Scaling laws are holding, which is bullish for AI infrastructure spend: Satya has said computing power is now doubling every 6 months, as the scaling laws paradigm has taken over from Moore's Law, and the new currency is tokens per dollar per watt. Test time compute / reasoning appears to be incredibly compute / energy intensive, which reads well for the downstream AI ecosystem.
Also, remember what Amy Hood said a few weeks ago on the Microsoft earnings call about Capex mix shifting back to short lived assets (compute) vs. longer lived assets (DC shells). This may also explain some of the observations in the Cowen note.
"Next, capital expenditures. We expect quarterly spend in Q3 and Q4 to remain at similar levels as our Q2 spend. In FY26, we expect to continue investing against strong demand signals including customer contracted backlog we need to deliver against across the entirety of our Microsoft Cloud. However, the growth rate will be lower than FY25 and the mix of spend will begin to shift back to short-lived assets which are more correlated to revenue growth. As a reminder, our long-lived infrastructure investments are fungible, enabling us to remain agile as we meet customer demand globally across our Microsoft Cloud including AI workloads.
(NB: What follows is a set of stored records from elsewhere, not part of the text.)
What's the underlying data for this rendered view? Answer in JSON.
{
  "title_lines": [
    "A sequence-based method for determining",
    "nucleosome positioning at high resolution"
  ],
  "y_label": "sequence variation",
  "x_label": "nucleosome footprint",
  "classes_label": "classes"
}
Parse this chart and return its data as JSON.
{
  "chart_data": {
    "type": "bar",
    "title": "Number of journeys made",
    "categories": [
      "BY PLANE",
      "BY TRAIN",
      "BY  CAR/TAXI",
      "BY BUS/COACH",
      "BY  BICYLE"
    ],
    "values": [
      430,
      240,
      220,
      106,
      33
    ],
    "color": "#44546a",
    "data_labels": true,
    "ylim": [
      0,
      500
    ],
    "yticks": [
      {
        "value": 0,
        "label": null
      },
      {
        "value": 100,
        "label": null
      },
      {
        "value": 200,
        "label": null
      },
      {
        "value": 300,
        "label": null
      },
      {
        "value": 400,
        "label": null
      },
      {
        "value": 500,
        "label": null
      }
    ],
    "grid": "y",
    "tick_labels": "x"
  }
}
As always, there can be quarterly spend variability from cloud infrastructure buildouts and the timing of delivery of finance leases."
Big tech ROIC has generally gone up, not down, despite massive Capex growth. And remember that Microsoft, Amazon $AMZN, and Google $GOOGL all mentioned that their clouds were capacity constrained in Q4. Meaning they'd be growing faster with greater access to critical resources like compute. This reads well for cloud Capex potential in 2026.
I continue to be bullish on Nvidia $NVDA. I also believe in the idea of Jevons paradox (which appears to be a very popular term for price elasticity). Because of this, I also remain bullish on Vertiv $VRT, but prefer Nvidia if given the choice. In a world where every application, every product, and every enterprise is accelerated, we're going to need a lot more compute and associated power and cooling.
I also think that Nvidia could capture enormous value in inference (not sure this is consensus), which is latency sensitive and needs to be closer to urban areas. Nvidia DGX pods could be a big winner here.
Ultimately, economic value will accrue to the application layer, but I continue to think the infrastructure cycle has legs.
And don't forget about the geopolitical implications...military and economic strength have been, and will always be, downstream of technological capabilities and industrial capacity. We need to win - particularly if you believe @JDVance, who in his AI speech, said something along the lines of: the world will look very different if the US is 6 months ahead of China in the AI race vs. 6 months behind.
The arms race continues and Nvidia is the arms dealer. I look forward to hearing what Jensen has to say on Wednesday.